Further, various surface treatment processes such as anodic oxidation with sulfuric acid have the same disadvantages as the foregoing process for the surface treatment of an aluminum support for printing plate with respect to the disposal of waste liquor. For example, these surface treatment processes require the recovery of aluminum hydroxide from a sludge produced by the neutralization of waste liquor and the recovery of aluminum ions for the adjustment of the aluminum ion concentration of the surface treatment.
As mentioned above, in the production of alumina, lithographic printing plate or aluminum sash, the procedure of purifying a crude sodium aluminate solution in the course of the process to obtain a high purity aluminum hydroxide whereby the aluminum ion concentration of the surface treatment is properly controlled is important to prepare a high purity aluminum hydroxide from a sodium aluminate solution and recover aluminum hydroxide from an aluminum sludge produced by the process.
In the process for the preparation of alumina from bauxite, the step of obtaining a purified solution of sodium aluminate from a supersaturated sodium aluminate solution to prepare aluminum hydroxide has been heretofore carried out by a sedimentation process which comprises allowing crystalline impurities to be precipitated in a thickener to remove impurities from the supersaturated sodium aluminate solution. However, this process is disadvantageous in that the crystalline impurities are so fine that a prolonged sedimentation time and a large sedimentation area are needed, producing the necessity of a large scale facility. Further, extremely fine crystalline impurities (regarded as almost liquid) cannot be fully removed. Accordingly, it takes time as long as 42 to 72 hours to crystallize aluminum hydroxide. Moreover, the resulting purified sodium aluminate solution has a poor purity. The percent crystallization of aluminate hydroxide is not too good.
In order to separate sodium and aluminum ions from a sodium aluminate solution, diffuse dialysis using an ion exchange membrane previously proposed by the inventors may be employed to discharge aluminum ions out of the system (JP-A-1-200992).

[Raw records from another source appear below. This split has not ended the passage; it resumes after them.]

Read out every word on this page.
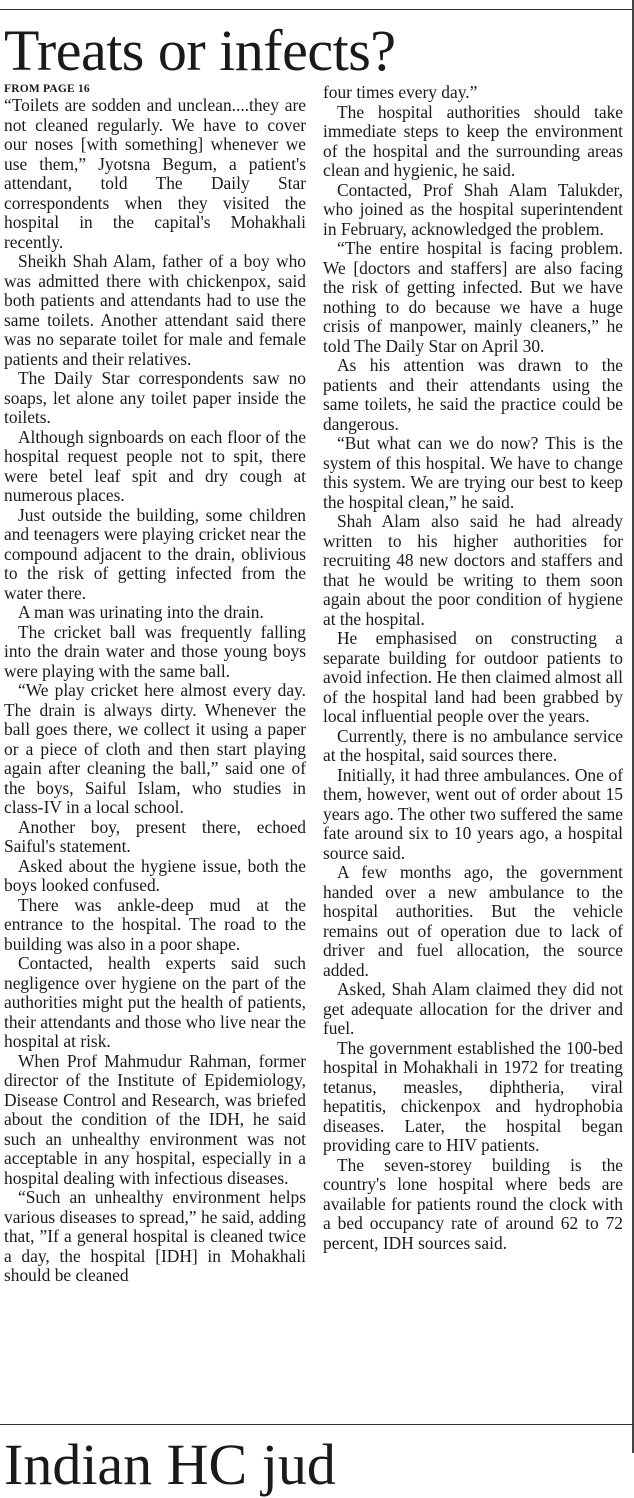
Treats or infects?
FROM PAGE 16

“Toilets are sodden and unclean....they are not cleaned regularly. We have to cover our noses [with something] whenever we use them,” Jyotsna Begum, a patient's attendant, told The Daily Star correspondents when they visited the hospital in the capital's Mohakhali recently.

Sheikh Shah Alam, father of a boy who was admitted there with chickenpox, said both patients and attendants had to use the same toilets. Another attendant said there was no separate toilet for male and female patients and their relatives.

The Daily Star correspondents saw no soaps, let alone any toilet paper inside the toilets.

Although signboards on each floor of the hospital request people not to spit, there were betel leaf spit and dry cough at numerous places.

Just outside the building, some children and teenagers were playing cricket near the compound adjacent to the drain, oblivious to the risk of getting infected from the water there.

A man was urinating into the drain.

The cricket ball was frequently falling into the drain water and those young boys were playing with the same ball.

“We play cricket here almost every day. The drain is always dirty. Whenever the ball goes there, we collect it using a paper or a piece of cloth and then start playing again after cleaning the ball,” said one of the boys, Saiful Islam, who studies in class-IV in a local school.

Another boy, present there, echoed Saiful's statement.

Asked about the hygiene issue, both the boys looked confused.

There was ankle-deep mud at the entrance to the hospital. The road to the building was also in a poor shape.

Contacted, health experts said such negligence over hygiene on the part of the authorities might put the health of patients, their attendants and those who live near the hospital at risk.

When Prof Mahmudur Rahman, former director of the Institute of Epidemiology, Disease Control and Research, was briefed about the condition of the IDH, he said such an unhealthy environment was not acceptable in any hospital, especially in a hospital dealing with infectious diseases.

“Such an unhealthy environment helps various diseases to spread,” he said, adding that, ”If a general hospital is cleaned twice a day, the hospital [IDH] in Mohakhali should be cleaned

four times every day.”

The hospital authorities should take immediate steps to keep the environment of the hospital and the surrounding areas clean and hygienic, he said.

Contacted, Prof Shah Alam Talukder, who joined as the hospital superintendent in February, acknowledged the problem.

“The entire hospital is facing problem. We [doctors and staffers] are also facing the risk of getting infected. But we have nothing to do because we have a huge crisis of manpower, mainly cleaners,” he told The Daily Star on April 30.

As his attention was drawn to the patients and their attendants using the same toilets, he said the practice could be dangerous.

“But what can we do now? This is the system of this hospital. We have to change this system. We are trying our best to keep the hospital clean,” he said.

Shah Alam also said he had already written to his higher authorities for recruiting 48 new doctors and staffers and that he would be writing to them soon again about the poor condition of hygiene at the hospital.

He emphasised on constructing a separate building for outdoor patients to avoid infection. He then claimed almost all of the hospital land had been grabbed by local influential people over the years.

Currently, there is no ambulance service at the hospital, said sources there.

Initially, it had three ambulances. One of them, however, went out of order about 15 years ago. The other two suffered the same fate around six to 10 years ago, a hospital source said.

A few months ago, the government handed over a new ambulance to the hospital authorities. But the vehicle remains out of operation due to lack of driver and fuel allocation, the source added.

Asked, Shah Alam claimed they did not get adequate allocation for the driver and fuel.

The government established the 100-bed hospital in Mohakhali in 1972 for treating tetanus, measles, diphtheria, viral hepatitis, chickenpox and hydrophobia diseases. Later, the hospital began providing care to HIV patients.

The seven-storey building is the country's lone hospital where beds are available for patients round the clock with a bed occupancy rate of around 62 to 72 percent, IDH sources said.

Indian HC jud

However, the diffuse dialysis is disadvantageous in that insoluble metals such as iron attached to the membrane must be removed and a scale such as aluminum hydroxide attached to the membrane on the waste liquor side thereof after diffuse dialysis must be removed once per three days by washing with an acid such as sulfuric acid, causing a rise in the running cost.

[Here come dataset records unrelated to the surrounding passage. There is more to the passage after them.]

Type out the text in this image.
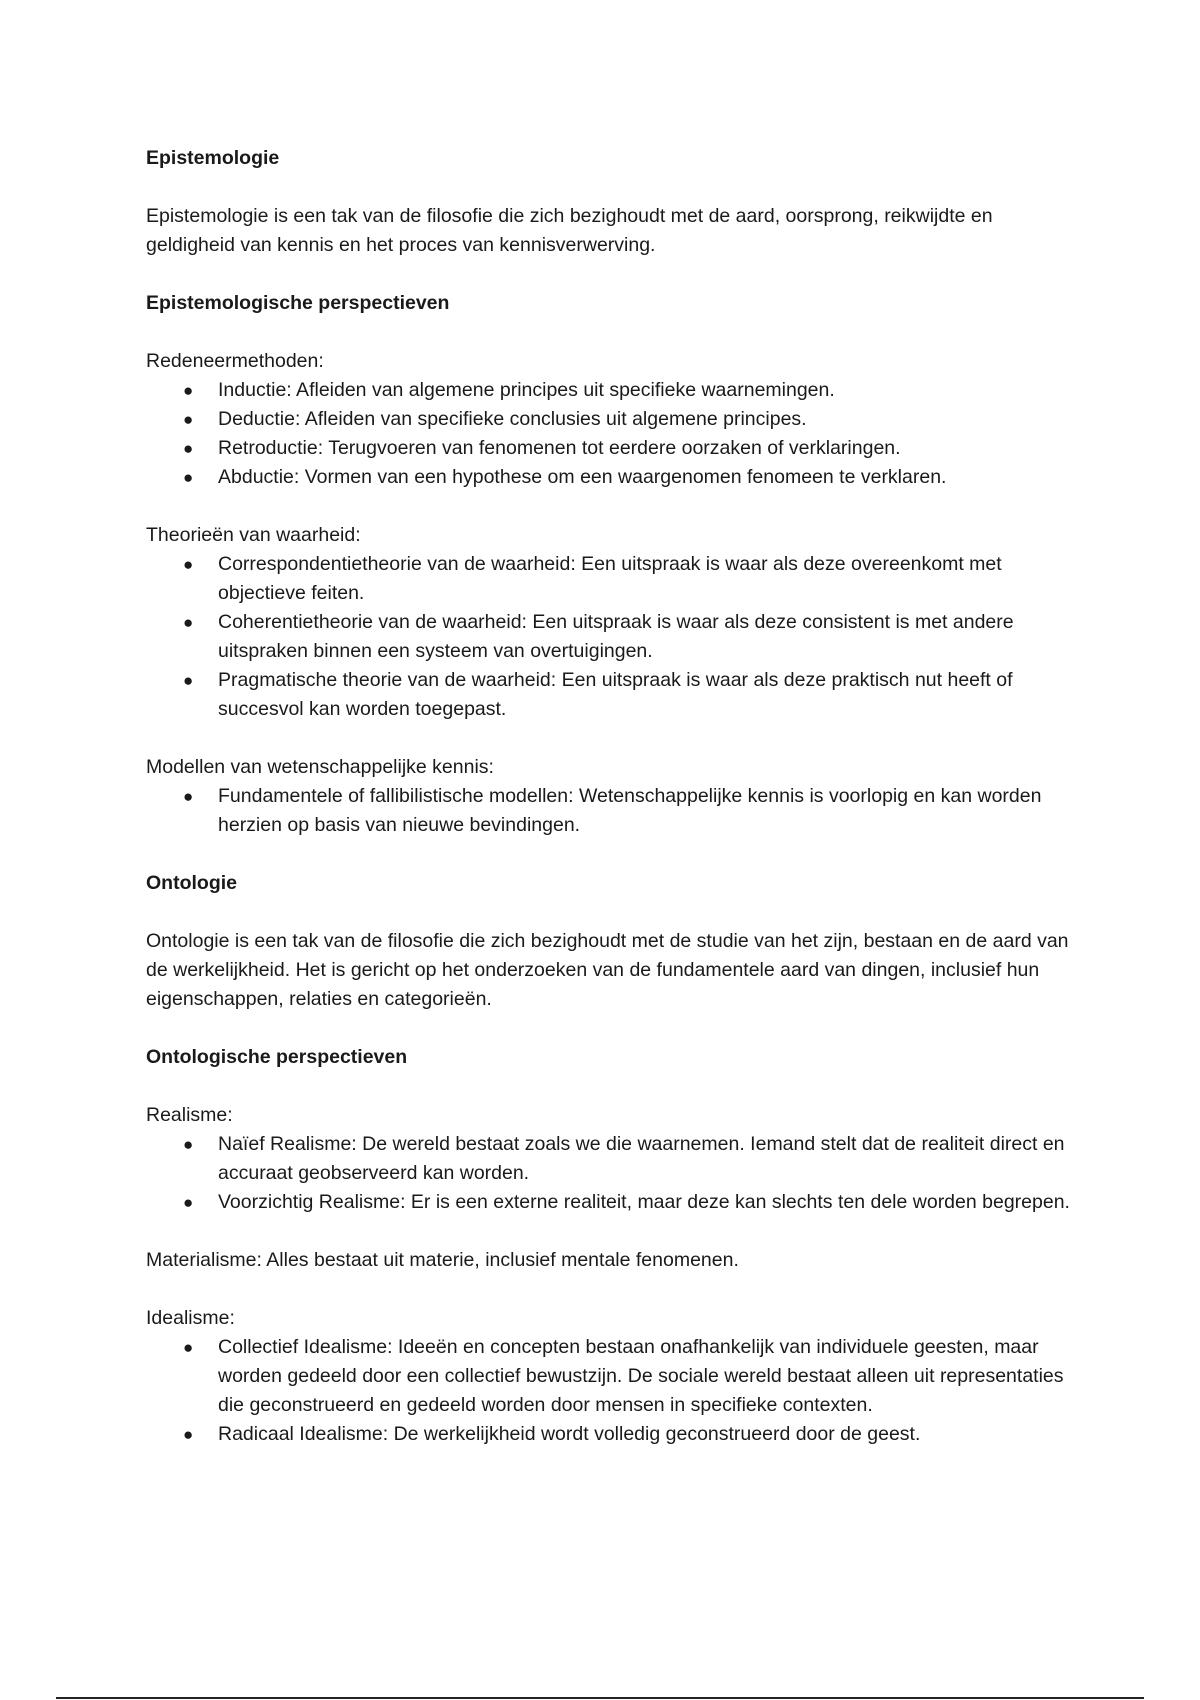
Epistemologie

Epistemologie is een tak van de filosofie die zich bezighoudt met de aard, oorsprong, reikwijdte en geldigheid van kennis en het proces van kennisverwerving.

Epistemologische perspectieven

Redeneermethoden:

● Inductie: Afleiden van algemene principes uit specifieke waarnemingen.
● Deductie: Afleiden van specifieke conclusies uit algemene principes.
● Retroductie: Terugvoeren van fenomenen tot eerdere oorzaken of verklaringen.
● Abductie: Vormen van een hypothese om een waargenomen fenomeen te verklaren.

Theorieën van waarheid:

● Correspondentietheorie van de waarheid: Een uitspraak is waar als deze overeenkomt met objectieve feiten.
● Coherentietheorie van de waarheid: Een uitspraak is waar als deze consistent is met andere uitspraken binnen een systeem van overtuigingen.
● Pragmatische theorie van de waarheid: Een uitspraak is waar als deze praktisch nut heeft of succesvol kan worden toegepast.

Modellen van wetenschappelijke kennis:

● Fundamentele of fallibilistische modellen: Wetenschappelijke kennis is voorlopig en kan worden herzien op basis van nieuwe bevindingen.
Ontologie

Ontologie is een tak van de filosofie die zich bezighoudt met de studie van het zijn, bestaan en de aard van de werkelijkheid. Het is gericht op het onderzoeken van de fundamentele aard van dingen, inclusief hun eigenschappen, relaties en categorieën.

Ontologische perspectieven

Realisme:

● Naïef Realisme: De wereld bestaat zoals we die waarnemen. Iemand stelt dat de realiteit direct en accuraat geobserveerd kan worden.
● Voorzichtig Realisme: Er is een externe realiteit, maar deze kan slechts ten dele worden begrepen.

Materialisme: Alles bestaat uit materie, inclusief mentale fenomenen.

Idealisme:

● Collectief Idealisme: Ideeën en concepten bestaan onafhankelijk van individuele geesten, maar worden gedeeld door een collectief bewustzijn. De sociale wereld bestaat alleen uit representaties die geconstrueerd en gedeeld worden door mensen in specifieke contexten.
● Radicaal Idealisme: De werkelijkheid wordt volledig geconstrueerd door de geest.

As a crystallization process for the preparation of crystalline aluminum hydroxide and a sodium aluminate solution from a supersaturated sodium aluminate solution, particularly a crystallization-process which comprises crystallizing aluminum hydroxide from a supersaturated sodium aluminate solution while the solution used is being reused as an etching solution at an etching step to keep the aluminum ion concentration of the etching solution or the like at a predetermined value, a process as disclosed in JP-A-5-279020 is known.

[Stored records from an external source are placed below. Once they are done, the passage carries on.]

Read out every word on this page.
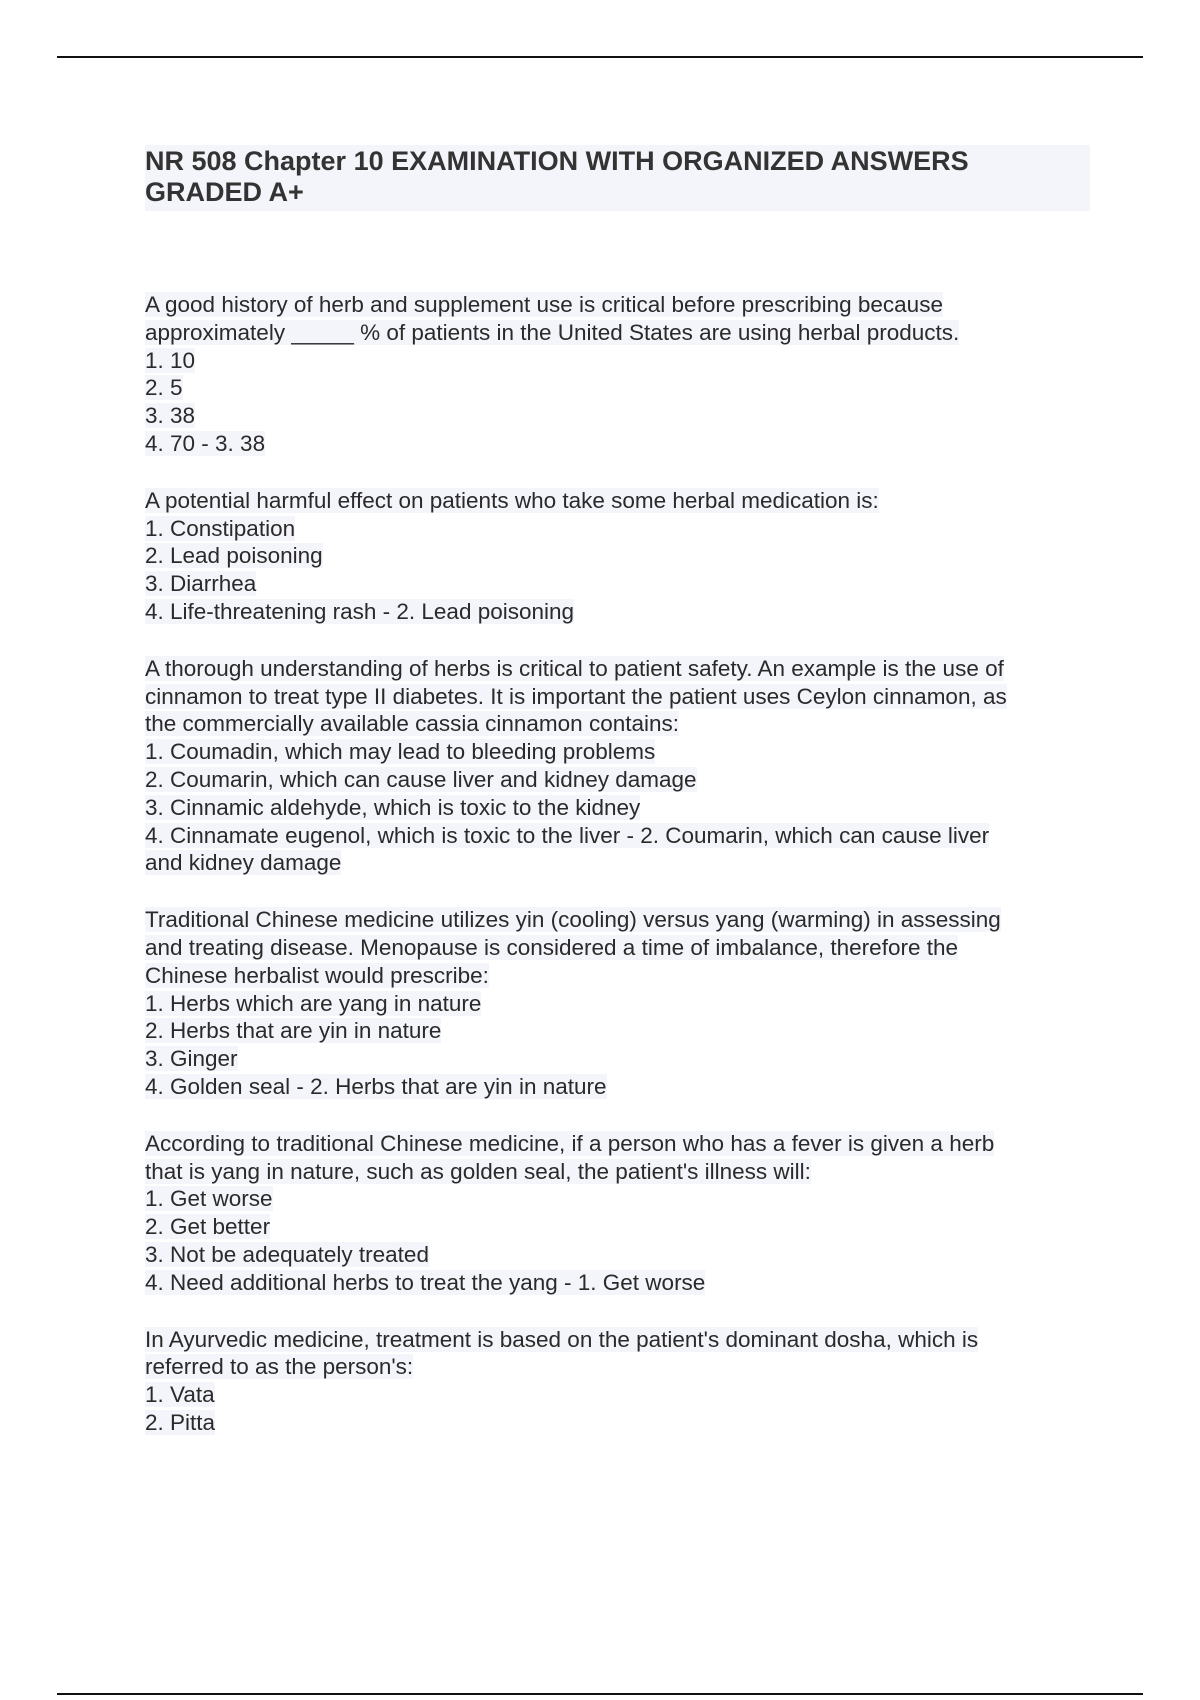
NR 508 Chapter 10 EXAMINATION WITH ORGANIZED ANSWERS GRADED A+
A good history of herb and supplement use is critical before prescribing because
approximately _____ % of patients in the United States are using herbal products.
1. 10
2. 5
3. 38
4. 70 - 3. 38
A potential harmful effect on patients who take some herbal medication is:
1. Constipation
2. Lead poisoning
3. Diarrhea
4. Life-threatening rash - 2. Lead poisoning
A thorough understanding of herbs is critical to patient safety. An example is the use of
cinnamon to treat type II diabetes. It is important the patient uses Ceylon cinnamon, as
the commercially available cassia cinnamon contains:
1. Coumadin, which may lead to bleeding problems
2. Coumarin, which can cause liver and kidney damage
3. Cinnamic aldehyde, which is toxic to the kidney
4. Cinnamate eugenol, which is toxic to the liver - 2. Coumarin, which can cause liver
and kidney damage
Traditional Chinese medicine utilizes yin (cooling) versus yang (warming) in assessing
and treating disease. Menopause is considered a time of imbalance, therefore the
Chinese herbalist would prescribe:
1. Herbs which are yang in nature
2. Herbs that are yin in nature
3. Ginger
4. Golden seal - 2. Herbs that are yin in nature
According to traditional Chinese medicine, if a person who has a fever is given a herb
that is yang in nature, such as golden seal, the patient's illness will:
1. Get worse
2. Get better
3. Not be adequately treated
4. Need additional herbs to treat the yang - 1. Get worse
In Ayurvedic medicine, treatment is based on the patient's dominant dosha, which is
referred to as the person's:
1. Vata
2. Pitta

However, when a particulate crystalline aluminum hydroxide (normally finely divided particles having a size of from 1 .mu.m to 150 .mu.m unless otherwise specified) as a common industrial product or a crystalline aluminum hydroxide obtained according to a method disclosed in JP-A-5-279020 is circulated in the form of slurry by means of a pump, an external force developed by the pump may break some secondary crystals to primary crystals or further reduce the size of the primary crystals. Crystalline aluminum hydroxide may be hereinafter occasionally referred simply to as "aluminum hydroxide" unless confused.
Referring to the use of aluminum hydroxide as an abrasive, an industrially available common aluminum hydroxide or aluminum hydroxide obtained according to the method disclosed in the above cited JP-A-5-279020 shows an extremely short abrasive life as compared with other abrasives and thus must be used in a huge amount.